If it were restricted to magnet programs, some of which would likely have other admission requirements anyway, maybe the number of essays would be manageable?
What if you have a gifted athlete, that couldn't write the best essay??
I was thinking that it might be competetive based on who has the most compelling reason for wanting that program, as expressed in the essay.
There are plenty of kids who can't or won't write an essay. How many parents are going to write the essays for the kids? If they write the essays in an 8th grade class, that's more work for teachers and more time away from regular work.
This is a public high school we are talking about, not private school or college. This essay business sounds very elitist.
Who is going to pay for the District personnel to read the essays, let alone judge them.
I have an idea, how about getting the District to put good academics, good teachers and a strong principal in every high school and then let kids go to their neighborhood high school. Yes, let them choose to go to another high school if they want to. Chances are they won't want to, if there is a good school nearby.

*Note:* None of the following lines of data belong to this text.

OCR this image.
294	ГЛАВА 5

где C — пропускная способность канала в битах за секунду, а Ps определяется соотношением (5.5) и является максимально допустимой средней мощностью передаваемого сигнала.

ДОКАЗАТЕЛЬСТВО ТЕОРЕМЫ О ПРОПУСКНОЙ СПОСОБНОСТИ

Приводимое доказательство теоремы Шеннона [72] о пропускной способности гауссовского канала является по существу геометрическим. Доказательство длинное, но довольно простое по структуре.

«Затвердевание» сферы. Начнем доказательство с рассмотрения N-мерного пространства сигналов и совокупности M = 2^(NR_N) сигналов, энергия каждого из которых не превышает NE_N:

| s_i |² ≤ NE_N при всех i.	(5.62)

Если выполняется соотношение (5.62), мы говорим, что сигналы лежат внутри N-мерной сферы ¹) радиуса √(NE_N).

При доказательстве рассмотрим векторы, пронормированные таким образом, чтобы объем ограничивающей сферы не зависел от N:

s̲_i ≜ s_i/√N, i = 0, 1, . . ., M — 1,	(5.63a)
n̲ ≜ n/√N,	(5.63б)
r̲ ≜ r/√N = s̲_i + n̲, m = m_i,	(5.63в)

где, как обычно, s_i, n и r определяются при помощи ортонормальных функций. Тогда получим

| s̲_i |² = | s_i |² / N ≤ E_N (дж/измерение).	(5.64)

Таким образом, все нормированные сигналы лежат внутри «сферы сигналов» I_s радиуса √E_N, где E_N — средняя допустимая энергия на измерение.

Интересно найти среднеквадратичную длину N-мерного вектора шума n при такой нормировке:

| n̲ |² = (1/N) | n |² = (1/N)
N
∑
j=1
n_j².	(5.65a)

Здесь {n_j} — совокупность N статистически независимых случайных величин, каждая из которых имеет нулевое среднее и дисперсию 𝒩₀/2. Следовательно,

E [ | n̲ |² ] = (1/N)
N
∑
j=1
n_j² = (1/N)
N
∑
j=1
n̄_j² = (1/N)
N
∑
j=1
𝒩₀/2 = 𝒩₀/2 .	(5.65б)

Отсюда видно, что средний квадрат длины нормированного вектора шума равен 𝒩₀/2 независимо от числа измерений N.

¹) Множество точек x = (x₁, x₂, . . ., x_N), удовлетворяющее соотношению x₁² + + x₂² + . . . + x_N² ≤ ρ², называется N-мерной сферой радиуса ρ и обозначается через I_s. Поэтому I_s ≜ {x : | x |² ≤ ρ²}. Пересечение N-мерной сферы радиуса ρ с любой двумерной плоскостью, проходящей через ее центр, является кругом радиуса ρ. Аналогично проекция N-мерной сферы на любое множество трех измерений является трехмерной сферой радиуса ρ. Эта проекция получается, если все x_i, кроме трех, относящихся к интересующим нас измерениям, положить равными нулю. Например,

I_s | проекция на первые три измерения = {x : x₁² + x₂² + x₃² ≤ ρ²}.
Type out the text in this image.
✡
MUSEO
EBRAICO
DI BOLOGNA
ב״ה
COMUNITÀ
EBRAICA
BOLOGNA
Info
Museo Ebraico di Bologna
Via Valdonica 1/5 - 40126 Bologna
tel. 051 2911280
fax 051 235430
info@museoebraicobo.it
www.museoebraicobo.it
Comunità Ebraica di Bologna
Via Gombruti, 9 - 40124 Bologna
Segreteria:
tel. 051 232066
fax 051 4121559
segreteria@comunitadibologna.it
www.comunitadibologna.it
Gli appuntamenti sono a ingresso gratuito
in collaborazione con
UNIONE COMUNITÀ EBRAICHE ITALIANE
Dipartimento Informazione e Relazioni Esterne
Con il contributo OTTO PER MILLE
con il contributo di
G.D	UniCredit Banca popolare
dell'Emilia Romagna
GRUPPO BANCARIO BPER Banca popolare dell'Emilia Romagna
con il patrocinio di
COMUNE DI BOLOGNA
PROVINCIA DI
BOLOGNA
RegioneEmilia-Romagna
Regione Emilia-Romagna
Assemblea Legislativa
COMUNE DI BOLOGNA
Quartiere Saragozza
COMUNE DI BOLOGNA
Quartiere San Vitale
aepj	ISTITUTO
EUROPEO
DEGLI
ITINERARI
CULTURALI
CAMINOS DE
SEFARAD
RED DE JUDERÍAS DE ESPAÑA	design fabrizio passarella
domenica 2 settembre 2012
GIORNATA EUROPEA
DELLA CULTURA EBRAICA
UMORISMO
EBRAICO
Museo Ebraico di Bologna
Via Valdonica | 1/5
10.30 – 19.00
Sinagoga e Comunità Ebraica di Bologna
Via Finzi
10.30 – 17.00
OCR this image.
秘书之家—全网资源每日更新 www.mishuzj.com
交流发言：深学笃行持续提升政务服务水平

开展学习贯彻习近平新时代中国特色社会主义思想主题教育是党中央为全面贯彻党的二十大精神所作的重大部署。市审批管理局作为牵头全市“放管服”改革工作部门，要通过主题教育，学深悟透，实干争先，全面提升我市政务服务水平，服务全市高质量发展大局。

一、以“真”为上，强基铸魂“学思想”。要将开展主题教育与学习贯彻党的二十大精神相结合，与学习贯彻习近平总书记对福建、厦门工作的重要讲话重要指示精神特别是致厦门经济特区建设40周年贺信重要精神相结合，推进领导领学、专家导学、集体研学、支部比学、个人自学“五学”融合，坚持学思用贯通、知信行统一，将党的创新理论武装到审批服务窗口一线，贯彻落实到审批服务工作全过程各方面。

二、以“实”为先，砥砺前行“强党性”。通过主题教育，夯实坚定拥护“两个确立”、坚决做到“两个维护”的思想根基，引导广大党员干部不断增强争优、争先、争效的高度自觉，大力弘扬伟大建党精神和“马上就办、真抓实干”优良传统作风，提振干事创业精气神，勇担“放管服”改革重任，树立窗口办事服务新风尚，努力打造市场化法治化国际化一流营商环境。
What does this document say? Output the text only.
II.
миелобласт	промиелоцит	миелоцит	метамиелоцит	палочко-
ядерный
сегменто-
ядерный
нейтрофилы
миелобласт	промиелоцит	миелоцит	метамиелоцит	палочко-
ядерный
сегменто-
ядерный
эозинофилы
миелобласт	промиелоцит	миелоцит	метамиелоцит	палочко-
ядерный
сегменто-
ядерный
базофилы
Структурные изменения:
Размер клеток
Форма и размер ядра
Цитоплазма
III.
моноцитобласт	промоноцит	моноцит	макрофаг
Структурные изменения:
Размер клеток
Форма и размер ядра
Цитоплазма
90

Whatever happened to common sense.
I guess it isn't politically correct.
I think essays are subjective and not right for a public high school admissions process anyway. I think the number one priority should be making all schools good schools and allow kids to go to their neighborhood school.
In the absence of that ideal state, in other words, on THIS planet, how then should we provide equitable access to quality programs?
I'm not crazy about the essay thing, but let's not pretend that there is some simple solution (just make all of the schools good schools) waiting for us.